Instructing neuronal connections

Information in the brain travels along neuronal axons that form junctions, or ‘synapses’, with tree-like dendrites of other neurons. Normally, the myriad of neuronal pathways develop into highly organized layers called lamina—distinct areas where axons physically meet dendrites, providing a structural basis for integrating information. How such patterning of neurons actually occurs has long eluded brain scientists.

Now, a team led by Shigeyoshi Itohara at the Brain Science Institute in Wako, has determined that adhesion molecules on terminally projecting axons instruct the laminar configuration within ‘target’ dendrites—branches of neurons that receive signals from axons¹. The researchers found that individual dendrites are divided molecularly and functionally into ‘sub-dendritic segments’, each of which corresponds to information input from a specific group of axons.

Netrin-G1 and netrin-G2 belong to a family of molecules that promote attraction between cells. Previous studies have demonstrated that netrin-G1 and -G2 proteins bind specific receptors, NGL-1 and NGL-2, respectively.
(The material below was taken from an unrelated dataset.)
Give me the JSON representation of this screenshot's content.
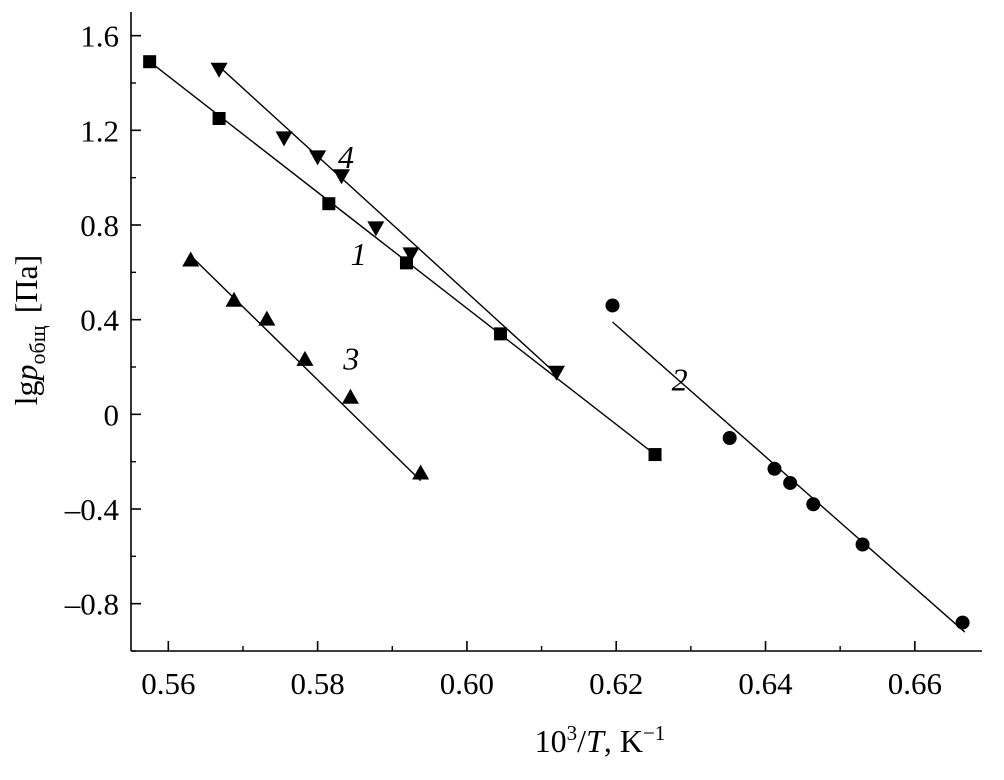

Itohara’s team initially demonstrated selective expression of netrin-G1 and -G2 on axons that project onto individual layers of the brain cortex and hippocampus (Fig. 1); even layers physically juxtaposed to one another express only one of the netrin-G proteins. Interestingly, the team also found similar laminar patterns of netrin-G partner proteins NGL-1 and NGL-2 on target dendrites.

These one-to-one expression patterns of netrin-G and NGL protein suggested that a ‘lock-and-key’ configuration of the proteins might account for lamina-specific organization within sub-dendritic segments. To address this possibility, the team analyzed mice lacking either netrin-G1 or -G2 and found, surprisingly, disruption of laminar neuronal patterns but normal gross brain structure and arrangements of neurons. Closer examination revealed that in the absence of its netrin-G partner, the cognate NGL protein was now distributed diffusely along a given dendrite rather than restricted to a specific segment.

Itohara and team concluded that the interaction between axon-expressed netrin-G and dendrite-expressed NGL functionally and physically divides dendrites into segments. In other words, ‘trans-neuronal’ mechanisms, rather than cell-intrinsic factors, account for neuronal circuit specificity within a single neuron.

“We are working hard to investigate the role of netrin-G/NGL interactions on structure and function of the neurons, and to understand how netrin-G1- and -G2-dependent neuronal circuits integrate information,” says Itohara. For now, the team’s data point to an essential role for netrin-G/NGL interactions in determining specific interaction between axon projections and dendrites, which give the characteristic laminar organization of the brain.